70 years later in January, 2012 I found where he stood and re-photographed the scene. Aside from the fedoras and more chrome on the cars, little had changed.
Over the next weeks, I will find and re-photograph more historic photos and share them. I enjoy the hunt, and there is a visceral thrill in standing exactly where past photographers stood and updating their work for this modern world. I imagine that another layer might be added in another half century…
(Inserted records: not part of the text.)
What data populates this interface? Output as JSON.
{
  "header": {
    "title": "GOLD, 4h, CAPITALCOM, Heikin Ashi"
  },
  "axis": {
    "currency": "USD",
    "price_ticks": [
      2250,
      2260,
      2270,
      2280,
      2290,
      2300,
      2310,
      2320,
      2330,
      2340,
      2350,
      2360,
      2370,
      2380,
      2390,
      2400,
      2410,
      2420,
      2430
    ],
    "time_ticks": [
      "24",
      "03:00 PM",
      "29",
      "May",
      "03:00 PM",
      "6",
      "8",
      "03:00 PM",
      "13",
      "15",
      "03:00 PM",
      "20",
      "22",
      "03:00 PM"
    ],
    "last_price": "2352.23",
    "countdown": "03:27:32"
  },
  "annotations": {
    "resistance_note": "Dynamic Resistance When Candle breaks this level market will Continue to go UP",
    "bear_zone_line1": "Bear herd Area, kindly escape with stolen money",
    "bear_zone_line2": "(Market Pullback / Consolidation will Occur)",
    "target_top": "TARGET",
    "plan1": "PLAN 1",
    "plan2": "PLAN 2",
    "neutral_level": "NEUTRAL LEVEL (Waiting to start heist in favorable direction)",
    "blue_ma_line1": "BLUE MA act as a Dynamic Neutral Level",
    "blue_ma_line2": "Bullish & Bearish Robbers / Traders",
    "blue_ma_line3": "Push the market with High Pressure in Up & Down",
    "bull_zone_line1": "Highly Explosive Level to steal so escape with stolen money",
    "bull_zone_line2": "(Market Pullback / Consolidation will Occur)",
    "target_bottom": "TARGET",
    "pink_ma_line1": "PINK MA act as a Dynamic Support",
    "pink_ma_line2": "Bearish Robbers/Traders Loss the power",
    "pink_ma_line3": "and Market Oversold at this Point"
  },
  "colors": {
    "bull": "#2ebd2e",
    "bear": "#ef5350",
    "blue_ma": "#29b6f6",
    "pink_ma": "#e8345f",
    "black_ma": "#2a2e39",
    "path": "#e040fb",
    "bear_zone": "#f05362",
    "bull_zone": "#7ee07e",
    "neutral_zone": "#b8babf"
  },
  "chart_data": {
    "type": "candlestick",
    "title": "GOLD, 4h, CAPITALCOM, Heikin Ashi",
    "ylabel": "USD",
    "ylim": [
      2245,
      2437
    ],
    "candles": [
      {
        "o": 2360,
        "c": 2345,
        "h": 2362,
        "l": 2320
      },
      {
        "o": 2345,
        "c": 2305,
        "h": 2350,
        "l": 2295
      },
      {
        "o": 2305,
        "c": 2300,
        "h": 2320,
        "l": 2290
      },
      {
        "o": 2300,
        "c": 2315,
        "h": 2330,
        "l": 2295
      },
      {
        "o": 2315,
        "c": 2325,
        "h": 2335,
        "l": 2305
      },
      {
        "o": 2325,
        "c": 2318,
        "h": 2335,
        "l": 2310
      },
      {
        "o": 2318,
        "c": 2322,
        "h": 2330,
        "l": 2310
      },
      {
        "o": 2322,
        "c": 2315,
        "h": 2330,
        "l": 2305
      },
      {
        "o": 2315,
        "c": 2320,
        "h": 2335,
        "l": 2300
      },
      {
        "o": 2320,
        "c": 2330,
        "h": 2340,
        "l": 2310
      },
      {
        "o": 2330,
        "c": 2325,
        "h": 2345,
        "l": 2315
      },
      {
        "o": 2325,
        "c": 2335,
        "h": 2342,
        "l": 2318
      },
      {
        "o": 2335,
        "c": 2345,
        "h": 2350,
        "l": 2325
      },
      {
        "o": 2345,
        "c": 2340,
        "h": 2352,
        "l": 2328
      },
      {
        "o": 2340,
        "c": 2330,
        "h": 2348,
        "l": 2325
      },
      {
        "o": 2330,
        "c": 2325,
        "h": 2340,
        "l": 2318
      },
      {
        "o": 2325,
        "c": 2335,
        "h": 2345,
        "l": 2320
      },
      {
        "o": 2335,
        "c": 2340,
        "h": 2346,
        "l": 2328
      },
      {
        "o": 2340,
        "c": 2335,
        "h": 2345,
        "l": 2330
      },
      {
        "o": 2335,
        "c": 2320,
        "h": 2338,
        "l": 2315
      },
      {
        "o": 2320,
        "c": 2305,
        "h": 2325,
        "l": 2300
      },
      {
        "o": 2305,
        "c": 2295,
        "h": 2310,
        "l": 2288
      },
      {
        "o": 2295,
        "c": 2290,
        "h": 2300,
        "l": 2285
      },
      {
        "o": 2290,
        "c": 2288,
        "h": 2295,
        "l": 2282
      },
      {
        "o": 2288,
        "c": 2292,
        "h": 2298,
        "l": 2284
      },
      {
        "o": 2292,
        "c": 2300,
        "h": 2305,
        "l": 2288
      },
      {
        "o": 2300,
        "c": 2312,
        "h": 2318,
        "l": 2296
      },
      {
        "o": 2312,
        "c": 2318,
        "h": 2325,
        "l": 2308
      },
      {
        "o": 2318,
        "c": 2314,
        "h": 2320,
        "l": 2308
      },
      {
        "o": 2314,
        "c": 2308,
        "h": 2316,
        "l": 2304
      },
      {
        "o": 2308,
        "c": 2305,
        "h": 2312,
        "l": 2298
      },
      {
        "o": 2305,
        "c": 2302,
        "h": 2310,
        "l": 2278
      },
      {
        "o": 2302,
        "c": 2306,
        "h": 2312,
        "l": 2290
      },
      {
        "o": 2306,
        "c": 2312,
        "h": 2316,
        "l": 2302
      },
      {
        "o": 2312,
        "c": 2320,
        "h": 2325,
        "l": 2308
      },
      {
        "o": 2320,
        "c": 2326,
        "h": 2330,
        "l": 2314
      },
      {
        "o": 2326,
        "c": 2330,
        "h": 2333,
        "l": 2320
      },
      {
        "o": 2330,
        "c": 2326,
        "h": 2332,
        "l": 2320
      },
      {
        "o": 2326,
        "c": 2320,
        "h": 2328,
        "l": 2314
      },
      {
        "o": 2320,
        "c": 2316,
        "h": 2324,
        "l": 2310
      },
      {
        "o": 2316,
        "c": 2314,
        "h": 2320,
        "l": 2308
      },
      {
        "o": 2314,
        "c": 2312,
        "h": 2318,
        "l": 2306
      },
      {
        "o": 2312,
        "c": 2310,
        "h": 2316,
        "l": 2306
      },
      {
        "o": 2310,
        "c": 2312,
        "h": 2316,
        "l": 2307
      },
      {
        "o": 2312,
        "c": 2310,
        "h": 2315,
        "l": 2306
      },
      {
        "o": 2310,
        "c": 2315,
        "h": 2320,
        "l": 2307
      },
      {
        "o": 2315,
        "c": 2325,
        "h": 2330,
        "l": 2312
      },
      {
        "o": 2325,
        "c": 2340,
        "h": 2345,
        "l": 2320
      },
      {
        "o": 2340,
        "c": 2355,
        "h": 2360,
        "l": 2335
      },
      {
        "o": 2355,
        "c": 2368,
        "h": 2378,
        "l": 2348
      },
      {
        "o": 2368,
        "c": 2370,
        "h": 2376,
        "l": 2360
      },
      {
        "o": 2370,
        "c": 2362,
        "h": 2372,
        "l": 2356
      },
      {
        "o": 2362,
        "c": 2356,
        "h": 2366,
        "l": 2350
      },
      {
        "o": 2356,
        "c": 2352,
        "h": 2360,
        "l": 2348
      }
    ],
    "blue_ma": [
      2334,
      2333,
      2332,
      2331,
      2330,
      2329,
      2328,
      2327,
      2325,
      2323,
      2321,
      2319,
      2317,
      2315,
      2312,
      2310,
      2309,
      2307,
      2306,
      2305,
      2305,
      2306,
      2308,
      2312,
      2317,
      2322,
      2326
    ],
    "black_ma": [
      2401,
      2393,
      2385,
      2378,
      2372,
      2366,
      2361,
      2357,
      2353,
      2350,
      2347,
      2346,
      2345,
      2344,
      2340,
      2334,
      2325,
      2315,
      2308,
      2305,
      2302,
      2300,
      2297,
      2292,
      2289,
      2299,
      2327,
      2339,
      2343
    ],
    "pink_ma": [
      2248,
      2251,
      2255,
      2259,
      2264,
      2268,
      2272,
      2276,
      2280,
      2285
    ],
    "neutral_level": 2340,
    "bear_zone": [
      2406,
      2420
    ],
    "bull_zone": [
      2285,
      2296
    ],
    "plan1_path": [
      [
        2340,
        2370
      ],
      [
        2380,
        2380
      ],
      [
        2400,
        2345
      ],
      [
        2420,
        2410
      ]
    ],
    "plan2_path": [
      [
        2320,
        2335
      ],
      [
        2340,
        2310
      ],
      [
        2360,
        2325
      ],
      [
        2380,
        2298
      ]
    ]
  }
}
About John Vachon: His entry into photography was unusual – his first job at the Farm Security Administration in 1936 carried the title “assistant messenger.” He was 21 and had no intention of becoming a photographer, but as his responsibilities increased for maintaining the FSA photographic file, his interest in photography grew. By 1937 Vachon had looked enough at others’ work to want to make photographs himself, and with advice from his boss he tried out a Leica in and around Washington, DC. It was probably that camera he used on these photos in Indianapolis a few years later.
The hallmark of his style of photography is the portrayal of people and places encountered on the street, unembellished by the ‘beautifying’ efforts used by public relations photographers. Vachon was a photographer for the government and then staff photographer for Standard Oil in the 1940’s. He became a staff photographer for Life magazine, where he worked between 1947 and 1949, and for over twenty five years beginning in 1947 at Look magazine. In 1953 Vachon took the first pictures of Marilyn Monroe and Joe Dimaggio together when Monroe procured a sprained ankle in Canada. He died in 1975 in New York at age 60.